I have been through hell and back the last 7 years. I lost my mom due to a mental illness, my baby at 12 weeks pregnant and my husband to Cancer. I have under gone Countless trauma counseling and personal therapy. Then Covid-19 came and hit the world hard, it hit South Africa hard, it hit my family hard. Not really financially (and I thank God for that) but mentally and emotionally. We all became depressed, irritated and moody. This left my relationship with my fiancé broken. This was my downward spiral into major burn out over 7 years of not stopping to breathe and major depression. Oh, did I mention that I was also 4 months pregnant with our beautiful baby girl at the time.
I was NOT okay!
Lucky for me, I have THE best friends anyone could ask for. They recognized the downward spiral and got me the help I so desperately needed.

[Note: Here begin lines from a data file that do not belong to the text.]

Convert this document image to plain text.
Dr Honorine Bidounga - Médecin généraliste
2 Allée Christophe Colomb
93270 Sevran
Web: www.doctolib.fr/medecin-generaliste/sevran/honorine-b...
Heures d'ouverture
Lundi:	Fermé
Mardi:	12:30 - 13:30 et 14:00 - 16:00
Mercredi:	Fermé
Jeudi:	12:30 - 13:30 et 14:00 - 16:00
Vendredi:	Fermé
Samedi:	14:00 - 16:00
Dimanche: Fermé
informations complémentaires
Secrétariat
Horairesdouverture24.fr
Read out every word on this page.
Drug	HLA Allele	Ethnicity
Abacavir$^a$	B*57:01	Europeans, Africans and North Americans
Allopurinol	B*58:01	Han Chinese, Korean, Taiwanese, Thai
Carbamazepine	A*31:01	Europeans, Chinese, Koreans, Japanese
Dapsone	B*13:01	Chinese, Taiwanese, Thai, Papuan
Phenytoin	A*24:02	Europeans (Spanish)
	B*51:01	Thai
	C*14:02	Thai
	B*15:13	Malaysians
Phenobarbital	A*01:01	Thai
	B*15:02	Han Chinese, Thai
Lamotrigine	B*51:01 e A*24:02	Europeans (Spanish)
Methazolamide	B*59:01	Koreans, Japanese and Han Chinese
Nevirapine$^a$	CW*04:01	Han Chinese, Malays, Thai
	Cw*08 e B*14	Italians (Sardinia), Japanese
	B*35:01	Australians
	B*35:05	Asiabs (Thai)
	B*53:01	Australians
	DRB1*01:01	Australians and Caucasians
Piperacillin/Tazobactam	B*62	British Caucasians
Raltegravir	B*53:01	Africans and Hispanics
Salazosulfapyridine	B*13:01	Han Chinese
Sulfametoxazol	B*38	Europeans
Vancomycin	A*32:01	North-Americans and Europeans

And here started my journey to self discovery and self care, as they say “filling my cup”.

My therapist and friends kept telling me that my cup is empty and I must fill my cup so I can be the best version of myself and a more efficient mother. Self care they say. If I’m happy, then my whole household will be too. Great. That’s great. What a good idea! Let me take 1 day off a week. Just 5 hours to myself to fill my cup. That can’t be to hard………..

Now that I’ve taken this time for myself what the bloody hell do I do? What does it mean to fill my cup? What do I want to do? What do I like to do?

I was so consumed by work, parenting and playing wife and life itself that I lost myself. I didn’t even know what I liked to do anymore. What used to make me happy? Who the heck am I without my kids, husband and fiancé?

This, this is exactly what they are talking about. DO NOT get so consumed by life that you forget who YOU are, what YOU are and more importantly what you can accomplish when you are not running on fumes. Take time out to look after YOU. By doing this, you will be able to be that interactive mom, that go getter at work, that sexual wife, that gym bunny, anything that you set out to do. You will have so much more zest for life, more energy and more to give to those you love because you filled YOUR cup.

As for me……..
I love all 4 of my children and fiancé with everything I’ve got. But I have learnt that I need space from all of them to be able to give them my best. I have discovered that although I am a major girly girl, I LOVE to hike and be in the worldliness and try fill my cup with hiking. I have a new found passion for birth and to be a duolla and I will be going to WITS next year to pursue this goal, I now love meditation and make time to go on dates with my fiancé and I absolutely love to fill my cup by spending time with my besties WITHOUT the kids or husband’s. Yip, I said it, I have put it out there for everyone to see and hopefully not judge- just the girls.

So, if anyone out there feels the same and have no clue who they are and running on fumes. Know you are not alone and many feel this way. Now is the time to take 5 hours for yourself. To love yourself. It’s NOT selfish, it self care. And I cannot express how important this is.